Em outro exemplo a destacar, o governo de São Paulo se antecipa ao caos fiscal que se abaterá sobre os entes subnacionais e age para conter o desequilíbrio orçamentário que – bem sabemos – tem como consequência a deterioração dos serviços públicos básicos e a corrosão da capacidade de investimento público. Com o fim do socorro do governo federal e o retorno da obrigatoriedade do pagamento da dívida com a União, teremos a realidade fiscal dos Estados de volta. Realidade que já era ruim, mas piorou muito.
O governador João Doria escolheu não esperar essa realidade lhe bater à porta e já busca a correção de rota com medidas de ajuste e um plano de recuperação econômica e social que visam a garantir o protagonismo de São Paulo nos investimentos em infraestrutura e no equilíbrio financeiro e orçamentário. Um conjunto de medidas que abrangem desde o enxugamento da máquina estadual até a redução dos incentivos fiscais e o realinhamento de alíquotas de impostos foi enviado à Assembleia Legislativa. Em paralelo, uma reforma administrativa, ações de desburocratização e um programa robusto de concessões já tomam forma.

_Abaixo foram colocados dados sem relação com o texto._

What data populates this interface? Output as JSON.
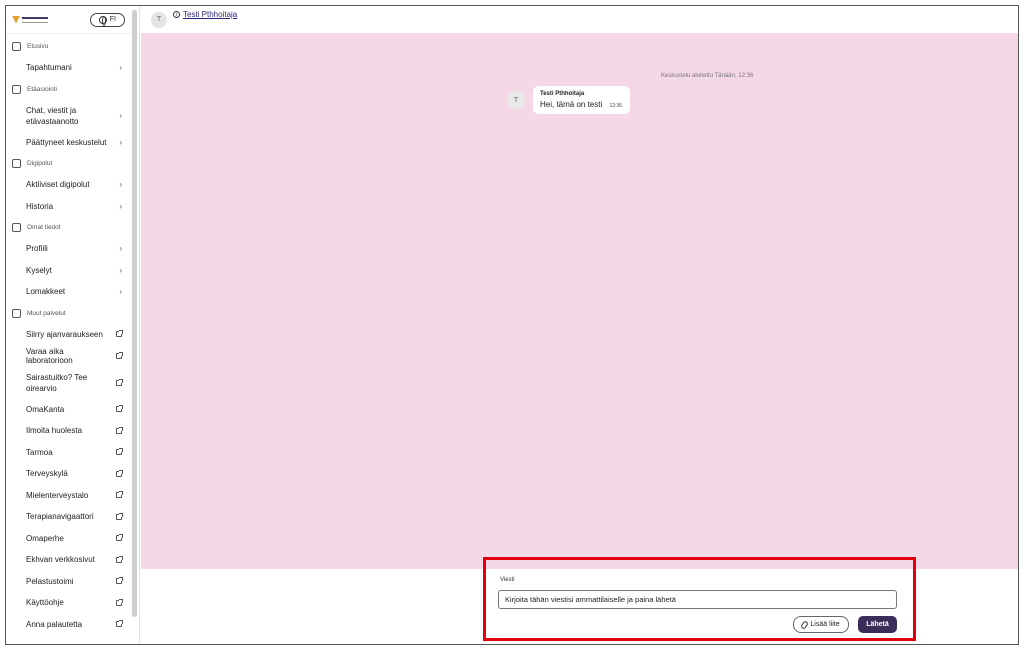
{
  "header": {
    "avatar_initial": "T",
    "contact_name": "Testi Pthhoitaja",
    "language": "FI"
  },
  "sidebar": {
    "sections": [
      {
        "label": "Etusivu",
        "icon": "home-icon",
        "items": [
          {
            "label": "Tapahtumani",
            "marker": "chevron"
          }
        ]
      },
      {
        "label": "Etäasiointi",
        "icon": "chat-bubbles-icon",
        "items": [
          {
            "label": "Chat, viestit ja etävastaanotto",
            "marker": "chevron"
          },
          {
            "label": "Päättyneet keskustelut",
            "marker": "chevron"
          }
        ]
      },
      {
        "label": "Digipolut",
        "icon": "path-icon",
        "items": [
          {
            "label": "Aktiiviset digipolut",
            "marker": "chevron"
          },
          {
            "label": "Historia",
            "marker": "chevron"
          }
        ]
      },
      {
        "label": "Omat tiedot",
        "icon": "user-icon",
        "items": [
          {
            "label": "Profiili",
            "marker": "chevron"
          },
          {
            "label": "Kyselyt",
            "marker": "chevron"
          },
          {
            "label": "Lomakkeet",
            "marker": "chevron"
          }
        ]
      },
      {
        "label": "Muut palvelut",
        "icon": "services-icon",
        "items": [
          {
            "label": "Siirry ajanvaraukseen",
            "marker": "external"
          },
          {
            "label": "Varaa aika laboratorioon",
            "marker": "external"
          },
          {
            "label": "Sairastuitko? Tee oirearvio",
            "marker": "external"
          },
          {
            "label": "OmaKanta",
            "marker": "external"
          },
          {
            "label": "Ilmoita huolesta",
            "marker": "external"
          },
          {
            "label": "Tarmoa",
            "marker": "external"
          },
          {
            "label": "Terveyskylä",
            "marker": "external"
          },
          {
            "label": "Mielenterveystalo",
            "marker": "external"
          },
          {
            "label": "Terapianavigaattori",
            "marker": "external"
          },
          {
            "label": "Omaperhe",
            "marker": "external"
          },
          {
            "label": "Ekhvan verkkosivut",
            "marker": "external"
          },
          {
            "label": "Pelastustoimi",
            "marker": "external"
          },
          {
            "label": "Käyttöohje",
            "marker": "external"
          },
          {
            "label": "Anna palautetta",
            "marker": "external"
          }
        ]
      }
    ]
  },
  "chat": {
    "started_text": "Keskustelu aloitettu Tänään, 12:36",
    "messages": [
      {
        "avatar_initial": "T",
        "sender": "Testi Pthhoitaja",
        "text": "Hei, tämä on testi",
        "time": "12:36"
      }
    ],
    "background_color": "#f5d8e6"
  },
  "composer": {
    "label": "Viesti",
    "value": "Kirjoita tähän viestisi ammattilaiselle ja paina lähetä",
    "attach_label": "Lisää liite",
    "send_label": "Lähetä",
    "send_color": "#3b2d5a",
    "highlight_color": "#e0000e"
  }
}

Ou seja, há, sim, lideranças que tomam a frente do processo decisório e fazem as escolhas difíceis e certas. São essas escolhas – e não o atendimento de pleitos setoriais e corporativistas – que permitem que a população que mais precisa do Estado e do governo possa estar representada nas ações públicas. Fácil não é, popular tampouco. Mas é justo e correto, pois somente com política pública de boa qualidade, focalizada e bem executada se promove desenvolvimento econômico e social sustentável. O resto é clientelismo e atraso. Afinal, são as prioridades certas que motivam as escolhas certas.